Using the Oklahoma City Bombing
A Commentary by Debra J. Saunders
Monday was the anniversary of the 1995 Oklahoma City bombing that left 149 men and women -- most of them federal workers -- and 19 children dead. As is his habit, former President Bill Clinton used the occasion to bash his critics.
In a New York Times opinion piece, "What We Learned in Oklahoma City," Clinton placed the blame on Americans who have advocated smaller government. The terrorists -- bomber Timothy McVeigh and his accomplices -- who targeted the Murrah Federal Building, he wrote, "took to the ultimate extreme an idea advocated in the months and years before the bombing by an increasingly vocal minority: the belief that the greatest threat to American freedom is our government, and that public servants do not protect our freedoms, but abuse them."
When a former president seizes such a tragedy for partisan purposes, it is no wonder a new Pew Research poll found that a modest 22 percent of voters say they trust Washington to do the right thing most of the time.
Clinton wrote that while criticism is "part of the lifeblood of democracy ... we should remember that there is a big difference between criticizing a policy or a politician and demonizing the government that guarantees our freedom and public servants who enforce our laws."
What I want to know is: Other than the twisted McVeigh and company, who is not clear on this difference? Does Clinton think his all his critics are stupid, or is he playing stupid?
But wait, there's more. Clinton continued, "We must all assume responsibility for our words and actions before they enter a vast echo chamber and reach those both serious and delirious, connected and unhinged."

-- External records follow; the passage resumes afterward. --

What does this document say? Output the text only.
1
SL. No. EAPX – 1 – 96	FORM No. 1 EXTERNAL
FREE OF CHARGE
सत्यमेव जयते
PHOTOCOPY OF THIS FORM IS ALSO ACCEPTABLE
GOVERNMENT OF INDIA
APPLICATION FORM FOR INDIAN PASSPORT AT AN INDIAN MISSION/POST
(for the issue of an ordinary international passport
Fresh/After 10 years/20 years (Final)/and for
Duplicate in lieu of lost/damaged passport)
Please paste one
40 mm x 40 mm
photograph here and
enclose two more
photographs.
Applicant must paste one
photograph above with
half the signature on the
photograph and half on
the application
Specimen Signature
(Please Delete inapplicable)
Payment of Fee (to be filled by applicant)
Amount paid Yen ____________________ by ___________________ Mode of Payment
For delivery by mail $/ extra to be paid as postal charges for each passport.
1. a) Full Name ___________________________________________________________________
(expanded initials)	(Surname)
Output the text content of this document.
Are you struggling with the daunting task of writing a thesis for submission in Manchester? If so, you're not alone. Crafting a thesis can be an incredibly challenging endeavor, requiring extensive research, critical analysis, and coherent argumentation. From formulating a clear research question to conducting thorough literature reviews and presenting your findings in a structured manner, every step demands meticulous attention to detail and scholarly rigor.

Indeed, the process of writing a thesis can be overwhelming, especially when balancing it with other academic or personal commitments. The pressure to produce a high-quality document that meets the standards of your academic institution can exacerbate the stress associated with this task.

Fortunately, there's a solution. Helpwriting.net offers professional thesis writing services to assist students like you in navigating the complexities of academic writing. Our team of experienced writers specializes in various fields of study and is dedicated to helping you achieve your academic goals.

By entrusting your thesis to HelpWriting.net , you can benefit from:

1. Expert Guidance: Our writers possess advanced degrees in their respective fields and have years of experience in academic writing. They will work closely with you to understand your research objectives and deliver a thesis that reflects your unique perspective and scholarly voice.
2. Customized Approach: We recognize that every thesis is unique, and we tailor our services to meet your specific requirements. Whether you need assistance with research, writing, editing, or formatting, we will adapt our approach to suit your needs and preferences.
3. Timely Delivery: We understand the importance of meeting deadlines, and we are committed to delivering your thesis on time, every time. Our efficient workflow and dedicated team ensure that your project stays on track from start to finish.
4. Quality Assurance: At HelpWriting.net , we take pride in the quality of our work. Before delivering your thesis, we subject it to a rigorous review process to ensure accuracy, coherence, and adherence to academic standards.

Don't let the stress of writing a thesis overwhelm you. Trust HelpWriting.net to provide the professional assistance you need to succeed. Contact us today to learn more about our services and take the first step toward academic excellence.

Think about that for a minute: If anyone were to cast blame for the Fort Hood shootings that left 13 dead, or any other attacks within American military bases, on the antiwar movement, then that assertion would be followed by howls of outrage, and deservedly so. It would be absurd to suggest that opposition to the war be misconstrued as promoting violence against U.S. troops.
Yet somehow arguing against President Obama's health care plan can be construed as practically an incitement to violence.
And it doesn't matter if you blamed cult leader David Koresh -- not federal agents -- for the violence that claimed more than 80 lives in Waco in 1993. Or that you urged the death penalty as the only fitting punishment for McVeigh. Somehow if you oppose the expansion of the federal government, you are responsible for the violence that you abhor.
The Council on American-Islamic Relations echoed Clinton in a press news release commemorating the Oklahoma City deaths that berated "experts," who initially blamed Muslim extremists for the bombing, then cited the need to "recognize that the same anti-government extremism that led to the attack is growing and is unfortunately moving toward the mainstream."
The press news release then went on to denounce "stereotyping." Really.
So what did Clinton learn from Oklahoma City? He learned that he could drive the wedge that divides the electorate even deeper -- and in so doing, endear himself to the element of his party smitten with itself. But outside the Clinton echo chamber, it sounds like whimpering.